Source: L’événement musical Piknic Électronik Montréal

Je sais, il  y a plus urgent en tourisme que la langue, en 2021. Il faut « survivre »  aux impacts de la pandémie, retrouver les ressources humaines qui avaient quitté, se préoccuper des  changements climatiques… la liste est longue. Mais une langue, c’est plus qu’une addition de mots. C’est une façon de voir le monde, de communiquer, de vivre et de rêver. C’est une richesse culturelle qui compose l’expérience touristique. Nos ancêtres ont résisté à l’assimilation du français durant plus de 400 ans. Nous, en quelques décennies, à force d’entendre des « Occupation Double » bilingues dans les mêmes phrases (!!!), on laisse tomber en acceptant sournoisement cette dérive linguistique et cette perte de qui nous sommes? Le surtourisme banalise et uniformise de multiples destinations, dont la « dysneyfication » du Vieux-Québec. Le Québec sans le français, c’est aussi une banalisation, un Ontario de l’est, un « Bas-Canada » anglophone… Louis-Joseph Papineau et Félix Leclerc doivent se retourner dans leur tombe en voyant comment nous traitons notre langue en 2021...

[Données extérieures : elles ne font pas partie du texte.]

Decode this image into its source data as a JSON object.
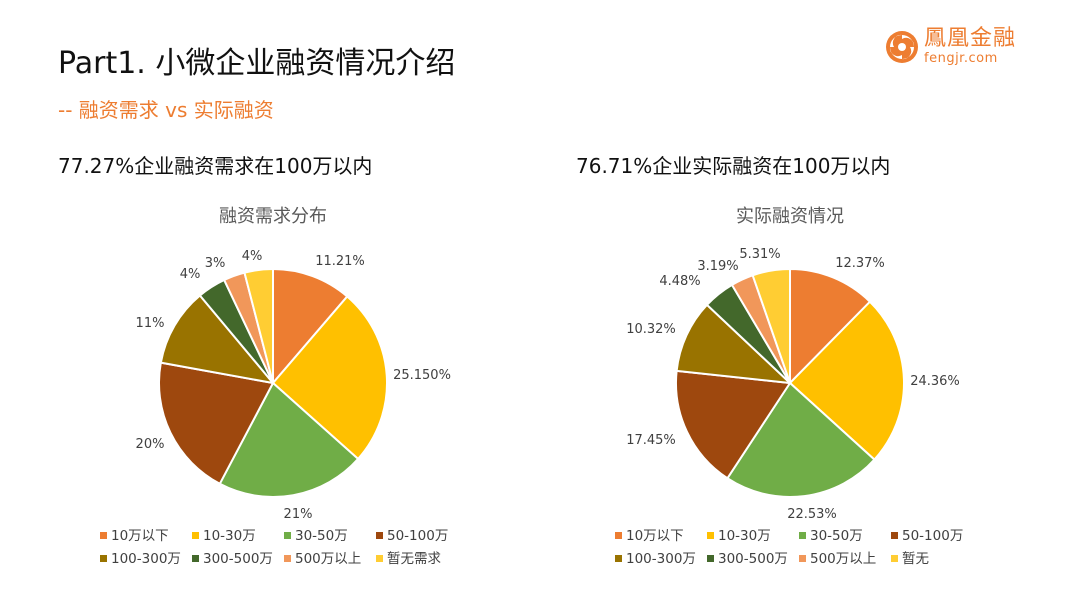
{
  "header": {
    "title": "Part1. 小微企业融资情况介绍",
    "subtitle": "-- 融资需求 vs 实际融资",
    "logo_cn": "鳳凰金融",
    "logo_en": "fengjr.com",
    "accent": "#ED7D31"
  },
  "headlines": {
    "left": "77.27%企业融资需求在100万以内",
    "right": "76.71%企业实际融资在100万以内"
  },
  "chart_data": [
    {
      "type": "pie",
      "title": "融资需求分布",
      "categories": [
        "10万以下",
        "10-30万",
        "30-50万",
        "50-100万",
        "100-300万",
        "300-500万",
        "500万以上",
        "暂无需求"
      ],
      "values": [
        11.21,
        25.15,
        21,
        20,
        11,
        4,
        3,
        4
      ],
      "data_labels": [
        "11.21%",
        "25.150%",
        "21%",
        "20%",
        "11%",
        "4%",
        "3%",
        "4%"
      ],
      "colors": [
        "#ED7D31",
        "#FFC000",
        "#70AD47",
        "#9E480E",
        "#997300",
        "#43682B",
        "#F1975A",
        "#FFCD33"
      ],
      "legend": "bottom"
    },
    {
      "type": "pie",
      "title": "实际融资情况",
      "categories": [
        "10万以下",
        "10-30万",
        "30-50万",
        "50-100万",
        "100-300万",
        "300-500万",
        "500万以上",
        "暂无"
      ],
      "values": [
        12.37,
        24.36,
        22.53,
        17.45,
        10.32,
        4.48,
        3.19,
        5.31
      ],
      "data_labels": [
        "12.37%",
        "24.36%",
        "22.53%",
        "17.45%",
        "10.32%",
        "4.48%",
        "3.19%",
        "5.31%"
      ],
      "colors": [
        "#ED7D31",
        "#FFC000",
        "#70AD47",
        "#9E480E",
        "#997300",
        "#43682B",
        "#F1975A",
        "#FFCD33"
      ],
      "legend": "bottom"
    }
  ]
}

En parallèle à cette mode de tout angliciser, une étude récente[1] réalisée pour l’Office québécois de la langue française affirme que: « … le poids démographique de la population de langue française définie selon ces différents indicateurs pourrait donc vraisemblablement continuer à diminuer d’ici à 2036. »

Source: Club Med Québec Charlevoix

Historiquement, le français a toujours emprunté des mots de l’anglais, et vice-versa. Mais là, tout se fait à sens unique. Quand il n’y a pas d’équivalent en français, je comprends, mais quand il y en a, pourquoi agir ainsi? Parce que nous sommes citoyens du monde? Pour plaire aux touristes étrangers? Parce que l’anglais est LA  langue commune? Baliverne, à ce compte-là, abolissons l’école en français dès maintenant. Et si pas de mots équivalents? Créons-les et partageons. Voyez le succès du  « courriel » québécois au lieu du « mail »  français….

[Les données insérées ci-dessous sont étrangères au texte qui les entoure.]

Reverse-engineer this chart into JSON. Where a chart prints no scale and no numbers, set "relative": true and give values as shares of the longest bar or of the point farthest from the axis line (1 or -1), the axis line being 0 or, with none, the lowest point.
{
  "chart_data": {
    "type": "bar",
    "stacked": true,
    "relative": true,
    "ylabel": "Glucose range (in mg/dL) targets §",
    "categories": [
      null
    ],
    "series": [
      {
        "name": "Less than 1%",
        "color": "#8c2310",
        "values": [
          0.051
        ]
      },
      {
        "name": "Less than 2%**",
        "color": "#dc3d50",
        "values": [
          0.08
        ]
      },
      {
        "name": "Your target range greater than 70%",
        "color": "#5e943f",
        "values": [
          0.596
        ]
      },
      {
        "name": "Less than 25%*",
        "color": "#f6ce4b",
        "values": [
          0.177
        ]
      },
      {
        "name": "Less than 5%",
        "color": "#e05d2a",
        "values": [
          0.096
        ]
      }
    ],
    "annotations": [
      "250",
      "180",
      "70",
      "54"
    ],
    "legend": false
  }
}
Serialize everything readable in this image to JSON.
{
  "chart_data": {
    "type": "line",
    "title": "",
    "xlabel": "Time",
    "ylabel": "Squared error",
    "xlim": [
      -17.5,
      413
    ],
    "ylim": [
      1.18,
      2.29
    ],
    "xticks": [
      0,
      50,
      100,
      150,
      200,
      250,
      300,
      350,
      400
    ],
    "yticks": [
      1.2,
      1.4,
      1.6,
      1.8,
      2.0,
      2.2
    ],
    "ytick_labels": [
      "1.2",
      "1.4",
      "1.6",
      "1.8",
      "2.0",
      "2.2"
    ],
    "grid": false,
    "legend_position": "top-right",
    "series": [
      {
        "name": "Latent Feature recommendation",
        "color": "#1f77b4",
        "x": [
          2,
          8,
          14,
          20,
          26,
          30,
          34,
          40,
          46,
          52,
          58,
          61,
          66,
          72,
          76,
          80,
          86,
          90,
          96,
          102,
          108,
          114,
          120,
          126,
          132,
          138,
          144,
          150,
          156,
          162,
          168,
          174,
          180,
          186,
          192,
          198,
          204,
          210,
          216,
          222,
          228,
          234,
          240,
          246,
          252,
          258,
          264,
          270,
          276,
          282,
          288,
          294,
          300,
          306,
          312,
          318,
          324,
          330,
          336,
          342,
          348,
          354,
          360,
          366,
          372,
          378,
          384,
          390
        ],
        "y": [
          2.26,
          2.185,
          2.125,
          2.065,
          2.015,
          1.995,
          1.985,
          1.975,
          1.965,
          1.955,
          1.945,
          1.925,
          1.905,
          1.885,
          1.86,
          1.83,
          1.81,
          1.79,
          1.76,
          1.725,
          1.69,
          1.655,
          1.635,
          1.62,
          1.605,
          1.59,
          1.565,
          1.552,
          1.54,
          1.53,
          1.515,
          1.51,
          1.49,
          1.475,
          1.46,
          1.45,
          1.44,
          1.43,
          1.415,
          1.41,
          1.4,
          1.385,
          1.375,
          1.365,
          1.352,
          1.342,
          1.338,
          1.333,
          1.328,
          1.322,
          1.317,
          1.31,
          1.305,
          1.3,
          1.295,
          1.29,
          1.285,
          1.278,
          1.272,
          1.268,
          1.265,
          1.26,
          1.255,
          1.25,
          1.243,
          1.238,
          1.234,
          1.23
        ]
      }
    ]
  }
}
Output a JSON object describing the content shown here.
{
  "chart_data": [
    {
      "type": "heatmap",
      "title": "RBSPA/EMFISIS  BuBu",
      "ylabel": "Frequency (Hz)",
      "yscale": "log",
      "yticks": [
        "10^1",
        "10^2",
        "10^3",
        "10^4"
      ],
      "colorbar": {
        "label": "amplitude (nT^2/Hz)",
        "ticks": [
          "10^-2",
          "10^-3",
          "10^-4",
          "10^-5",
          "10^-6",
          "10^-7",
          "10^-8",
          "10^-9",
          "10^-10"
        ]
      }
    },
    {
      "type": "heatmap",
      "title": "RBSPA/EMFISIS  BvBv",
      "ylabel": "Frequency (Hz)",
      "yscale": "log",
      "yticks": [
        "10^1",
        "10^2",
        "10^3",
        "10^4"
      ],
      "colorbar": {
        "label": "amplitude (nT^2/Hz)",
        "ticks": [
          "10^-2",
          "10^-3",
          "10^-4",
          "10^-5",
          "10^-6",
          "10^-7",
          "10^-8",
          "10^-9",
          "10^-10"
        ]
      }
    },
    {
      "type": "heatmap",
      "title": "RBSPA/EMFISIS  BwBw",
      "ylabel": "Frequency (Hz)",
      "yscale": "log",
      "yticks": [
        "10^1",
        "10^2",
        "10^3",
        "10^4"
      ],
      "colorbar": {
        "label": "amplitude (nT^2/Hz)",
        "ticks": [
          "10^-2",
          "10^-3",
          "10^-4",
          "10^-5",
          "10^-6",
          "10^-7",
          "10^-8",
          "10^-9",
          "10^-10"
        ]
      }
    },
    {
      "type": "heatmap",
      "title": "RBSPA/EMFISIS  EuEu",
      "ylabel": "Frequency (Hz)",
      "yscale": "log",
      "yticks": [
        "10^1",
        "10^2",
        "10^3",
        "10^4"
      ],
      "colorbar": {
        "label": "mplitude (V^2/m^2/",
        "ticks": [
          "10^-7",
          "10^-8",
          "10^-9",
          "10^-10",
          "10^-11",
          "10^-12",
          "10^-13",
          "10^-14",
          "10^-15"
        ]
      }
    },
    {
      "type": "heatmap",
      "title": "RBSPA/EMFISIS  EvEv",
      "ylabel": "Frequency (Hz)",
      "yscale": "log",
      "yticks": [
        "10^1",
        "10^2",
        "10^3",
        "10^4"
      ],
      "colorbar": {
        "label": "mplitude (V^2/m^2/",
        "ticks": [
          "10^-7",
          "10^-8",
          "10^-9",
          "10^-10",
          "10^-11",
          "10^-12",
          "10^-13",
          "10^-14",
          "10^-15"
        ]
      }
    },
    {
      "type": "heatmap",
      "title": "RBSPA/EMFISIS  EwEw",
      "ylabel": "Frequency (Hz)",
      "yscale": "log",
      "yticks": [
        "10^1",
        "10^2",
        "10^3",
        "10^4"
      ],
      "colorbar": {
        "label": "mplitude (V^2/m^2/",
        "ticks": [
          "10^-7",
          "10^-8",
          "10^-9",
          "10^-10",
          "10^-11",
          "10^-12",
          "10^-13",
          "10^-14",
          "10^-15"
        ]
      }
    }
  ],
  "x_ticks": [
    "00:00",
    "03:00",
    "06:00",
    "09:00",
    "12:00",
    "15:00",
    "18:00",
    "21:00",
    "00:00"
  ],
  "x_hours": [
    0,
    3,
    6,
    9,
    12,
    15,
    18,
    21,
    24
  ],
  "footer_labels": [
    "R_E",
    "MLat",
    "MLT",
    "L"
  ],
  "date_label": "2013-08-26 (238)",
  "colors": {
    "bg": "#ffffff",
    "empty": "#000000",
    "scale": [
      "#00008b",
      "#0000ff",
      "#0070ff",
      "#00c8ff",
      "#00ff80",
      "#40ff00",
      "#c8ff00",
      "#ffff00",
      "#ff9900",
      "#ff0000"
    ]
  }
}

Nous avons tous une responsabilité à cet égard.  Nous sommes notre langue. Combattons notre lente assimilation et soyons fiers de la langue française, si belle, aux accents d’Amérique. C’est aussi ça, faire du tourisme durable: participer à la protection de la culture d’une nation, et non pas contribuer à sa perte.

Jean-Michel Perron
Blogueur
Tourte Voyageuse


[1] Page 38. SCÉNARIOS DE PROJECTION DE CERTAINES CARACTÉRISTIQUES LINGUISTIQUES DE LA POPULATION DU QUÉBEC (2011-2036), 2021.